As we move into March, my spirits are lifted by the sight of the first shoots of spring tentatively emerging from the frozen ground. True, there is a lingering chill in the air, borne on bitter draughts of wind that make your eyes water. But still, there is the merciful sense of the evenings getting lighter and longer, the warmth of summer becoming ever more tangible, nearing over the horizon. Indeed, as the earth wakens from its winter sleep, it feels as if we humans are likewise coming out of hibernation. Of course, some parts of the planet will have been sweltering under a burning sun over recent months, while other regions bask in temperate warmth all year round. But up towards the Arctic, folk in the northern regions of the globe have been shivering through a cold, dark winter. During these long months, the word 'hibernation' does feel apt: we shelter from the elements, hopefully in some enveloping cocoon of warmth, hunkered down in our nests. If we're lucky, we'll even feel koselig.

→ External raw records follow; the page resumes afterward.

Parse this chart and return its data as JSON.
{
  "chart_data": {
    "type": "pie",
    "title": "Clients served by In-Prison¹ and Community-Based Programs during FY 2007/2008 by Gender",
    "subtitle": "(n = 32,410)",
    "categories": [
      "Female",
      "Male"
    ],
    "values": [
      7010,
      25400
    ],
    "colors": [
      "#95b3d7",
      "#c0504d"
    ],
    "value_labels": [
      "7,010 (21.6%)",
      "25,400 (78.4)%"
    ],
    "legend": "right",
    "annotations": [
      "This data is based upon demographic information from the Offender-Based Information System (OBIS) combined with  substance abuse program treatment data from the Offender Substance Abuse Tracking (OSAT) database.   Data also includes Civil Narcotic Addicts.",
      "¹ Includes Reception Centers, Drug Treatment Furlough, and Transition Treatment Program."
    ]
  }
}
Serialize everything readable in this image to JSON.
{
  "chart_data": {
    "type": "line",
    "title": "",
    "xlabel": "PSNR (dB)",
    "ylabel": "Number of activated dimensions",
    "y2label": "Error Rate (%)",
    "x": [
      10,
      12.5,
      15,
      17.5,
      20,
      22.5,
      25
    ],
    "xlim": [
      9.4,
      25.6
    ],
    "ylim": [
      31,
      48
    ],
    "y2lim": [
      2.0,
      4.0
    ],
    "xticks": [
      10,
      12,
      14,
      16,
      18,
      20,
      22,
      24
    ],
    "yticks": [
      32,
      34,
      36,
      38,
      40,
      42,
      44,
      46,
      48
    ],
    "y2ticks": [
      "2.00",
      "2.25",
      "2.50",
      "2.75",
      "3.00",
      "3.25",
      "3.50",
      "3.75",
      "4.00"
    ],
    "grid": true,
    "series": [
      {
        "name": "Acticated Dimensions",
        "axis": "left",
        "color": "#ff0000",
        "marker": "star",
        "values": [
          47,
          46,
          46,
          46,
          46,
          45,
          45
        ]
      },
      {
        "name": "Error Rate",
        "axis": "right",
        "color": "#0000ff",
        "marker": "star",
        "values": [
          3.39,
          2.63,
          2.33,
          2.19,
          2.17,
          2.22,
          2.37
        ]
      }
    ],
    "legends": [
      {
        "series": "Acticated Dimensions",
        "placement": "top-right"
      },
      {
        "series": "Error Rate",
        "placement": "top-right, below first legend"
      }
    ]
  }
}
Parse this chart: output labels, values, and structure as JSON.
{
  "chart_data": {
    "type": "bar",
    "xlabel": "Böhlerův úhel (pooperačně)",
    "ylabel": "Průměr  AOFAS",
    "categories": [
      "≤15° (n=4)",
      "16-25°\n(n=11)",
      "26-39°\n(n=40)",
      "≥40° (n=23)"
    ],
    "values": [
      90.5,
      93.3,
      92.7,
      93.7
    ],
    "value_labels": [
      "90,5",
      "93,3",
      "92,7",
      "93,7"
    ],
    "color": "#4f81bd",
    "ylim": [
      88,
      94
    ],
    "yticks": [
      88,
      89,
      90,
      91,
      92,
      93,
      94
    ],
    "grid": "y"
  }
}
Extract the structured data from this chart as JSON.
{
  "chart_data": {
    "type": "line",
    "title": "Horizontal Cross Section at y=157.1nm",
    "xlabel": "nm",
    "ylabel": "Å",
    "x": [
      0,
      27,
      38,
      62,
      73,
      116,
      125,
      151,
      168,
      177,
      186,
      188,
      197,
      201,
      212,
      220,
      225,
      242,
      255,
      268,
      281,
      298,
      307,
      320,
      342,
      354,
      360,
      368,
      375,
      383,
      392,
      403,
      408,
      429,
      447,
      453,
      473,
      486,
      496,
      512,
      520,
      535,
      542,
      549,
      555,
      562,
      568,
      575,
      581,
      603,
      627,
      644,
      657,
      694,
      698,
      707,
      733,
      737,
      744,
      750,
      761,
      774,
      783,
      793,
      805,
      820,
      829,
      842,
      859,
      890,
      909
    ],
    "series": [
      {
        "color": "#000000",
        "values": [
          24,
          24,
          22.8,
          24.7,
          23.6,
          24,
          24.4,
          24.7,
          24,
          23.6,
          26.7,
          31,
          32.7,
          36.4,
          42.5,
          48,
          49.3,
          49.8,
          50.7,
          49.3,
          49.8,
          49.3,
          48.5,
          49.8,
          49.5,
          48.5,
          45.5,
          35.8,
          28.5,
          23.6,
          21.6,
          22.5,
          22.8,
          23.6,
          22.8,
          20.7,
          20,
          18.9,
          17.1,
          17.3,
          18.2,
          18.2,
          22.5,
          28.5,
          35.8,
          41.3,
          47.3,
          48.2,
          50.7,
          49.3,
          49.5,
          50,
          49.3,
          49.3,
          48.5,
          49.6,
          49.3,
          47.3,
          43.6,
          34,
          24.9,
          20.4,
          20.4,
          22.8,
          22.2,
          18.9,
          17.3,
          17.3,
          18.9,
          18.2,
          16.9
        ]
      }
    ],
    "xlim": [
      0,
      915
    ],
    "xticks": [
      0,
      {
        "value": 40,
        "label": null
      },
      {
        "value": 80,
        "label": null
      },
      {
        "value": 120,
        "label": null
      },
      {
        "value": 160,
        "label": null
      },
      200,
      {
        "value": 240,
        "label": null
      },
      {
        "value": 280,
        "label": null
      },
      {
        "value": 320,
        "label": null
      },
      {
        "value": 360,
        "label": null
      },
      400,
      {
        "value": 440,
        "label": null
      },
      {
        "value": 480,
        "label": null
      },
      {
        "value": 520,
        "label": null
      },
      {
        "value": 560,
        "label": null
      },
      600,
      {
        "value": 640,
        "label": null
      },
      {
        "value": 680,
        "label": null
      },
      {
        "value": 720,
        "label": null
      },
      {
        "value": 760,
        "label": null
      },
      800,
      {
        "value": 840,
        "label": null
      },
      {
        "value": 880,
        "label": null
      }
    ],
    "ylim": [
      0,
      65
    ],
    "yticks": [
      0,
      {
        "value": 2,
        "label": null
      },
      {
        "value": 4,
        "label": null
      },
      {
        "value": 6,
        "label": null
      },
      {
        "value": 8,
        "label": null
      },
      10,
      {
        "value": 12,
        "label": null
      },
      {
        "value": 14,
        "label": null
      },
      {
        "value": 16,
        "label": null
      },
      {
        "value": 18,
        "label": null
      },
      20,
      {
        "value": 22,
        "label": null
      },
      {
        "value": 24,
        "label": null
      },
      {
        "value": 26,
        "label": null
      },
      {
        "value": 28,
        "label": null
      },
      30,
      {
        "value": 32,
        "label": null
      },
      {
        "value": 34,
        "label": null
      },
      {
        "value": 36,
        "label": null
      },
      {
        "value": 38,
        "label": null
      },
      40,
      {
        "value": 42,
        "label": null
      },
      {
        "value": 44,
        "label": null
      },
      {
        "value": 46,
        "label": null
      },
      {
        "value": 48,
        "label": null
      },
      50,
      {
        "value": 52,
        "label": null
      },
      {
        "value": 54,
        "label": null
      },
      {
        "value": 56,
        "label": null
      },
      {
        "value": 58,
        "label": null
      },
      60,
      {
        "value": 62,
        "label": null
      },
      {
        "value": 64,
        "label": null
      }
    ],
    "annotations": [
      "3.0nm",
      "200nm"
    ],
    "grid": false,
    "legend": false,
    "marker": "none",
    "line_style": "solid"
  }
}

In my recent project to collect 'untranslatable words' that relate to wellbeing, the wonderful Norwegian word koselig is one of my favourites. Superficially, it might be roughly described as meaning 'cozy'. However, its significance seems to run far deeper, capturing a multitude of positive feelings and experiences. It tends to be described as communicating an almost existential sense of warmth, security, intimacy, and happiness. Perhaps picture Norwegians, merrily huddled by the fire, sheltering from the brutal winter, gladly toasting their gathering as being koselig. Indeed, as this nice blogpost elucidates, so central is this word to Norwegian culture, its usage extends into areas of life that have no direct connection with 'coziness', but simply involve a shared sense of friendliness and intimacy. For instance, it can apparently be used to describe a reunion with a long-lost friend, a tender kiss, a merry party, even working in supportive collaboration with colleagues.
As I think about koselig, I feel a little envious, as if it's a feeling that us non-Norwegians are missing out on. But then, I wonder if that actually is the case. One of the questions that drove my project was the issue of whether these words truly are 'untranslatable'. As I undertook the project, it seemed that it might not only be Norwegians who have crafted a special word to capture the constellation of valued feelings and experiences brought together by the term koselig. Many Northern European languages have kinship words that encompass similar meanings - from hyggelig in Danish and mysa in Swedish, to gezellig in Dutch and gemütlich in German. Indeed, I began to wonder about my own English word, cozy. I had initially regarded this as a 'superficial' translation, lacking the emotional depth and resonance of koselig. But is it? It strikes me that 'cozy' doesn't just describe something as simple as the warmth and comfort of a room. Rather, it seems to express some fundamental sense of being safe and secure, protected against the elements - not only against the inclement British weather, but the hostilities of life itself. Or am I just longingly reading these qualities into the word now that I've heard about koselig?!